Pour que le réseau scolaire résiste à une deuxième vague de covid

Quelques jours avant la rentrée scolaire, le ministre de l’Éducation Jean-François Roberge ajustait son plan pour une rentrée sécuritaire permettant la réussite de toutes et tous en injectant 20 millions $ supplémentaires pour soutenir les élèves en difficulté. En réponse, un sondage mené auprès de 3800 enseignant.e.s « indiquait que près de sept enseignants sur dix ne faisaient pas confiance à ce plan. La moitié aurait préféré une présence alternée des élèves dans l’établissement. », favorisant ainsi l’application des mesures de distanciation sociale et le travail auprès des élèves.

Au même moment, les personnels de soutien sonnaient l’alarme concernant les pénuries de personnels dans les services de garde en milieu scolaire et du côté des concierges. De leur côté, les parents peinaient à s’y retrouver entre les annonces gouvernementales et la réalité dans leur école de quartier. Plusieurs souhaitaient l’accès tant à l’enseignement en ligne qu’à celui en classe.

La rentrée sur fond de pandémie s’est somme toute assez bien déroulée, la vie scolaire ayant repris son cours sous le mode de la distanciation. Toutefois, depuis quelques jours, les cas de covid répertoriés augmentent rapidement. Ainsi, les centres de services scolaires du Québec comptent 3100 établissements. On y comptait le 4 septembres 47 établissements scolaires où des cas avaient été déclarés. Le 8 septembre, on dénombrait 121 écoles touchées.

La rentrée scolaire s’avère à risque principalement dans la Capitale-Nationale, en Estrie, en Outaouais et à Laval.

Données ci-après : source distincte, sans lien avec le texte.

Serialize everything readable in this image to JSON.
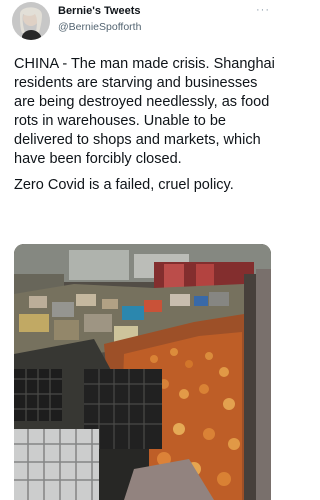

Les informations partielles transmises par la Santé publique et le ministère de l’Éducation ont incité un parent de Montréal à mettre sur pied sa propre recension sur le site Covid écoles Québec et au 9 septembre, ce sont 192 écoles infectées qui y étaient répertoriés.

Les défis à relever par les personnels qui travaillent dans les écoles sont nombreux. Ils doivent s’assurer d’être et demeurer en santé, protéger les élèves de possibles éclosions de covid dans leur établissement et bien sûr, enseigner. Les élèves infectés retirés des classes doivent être pris en charge par des équipe-école virtuelles.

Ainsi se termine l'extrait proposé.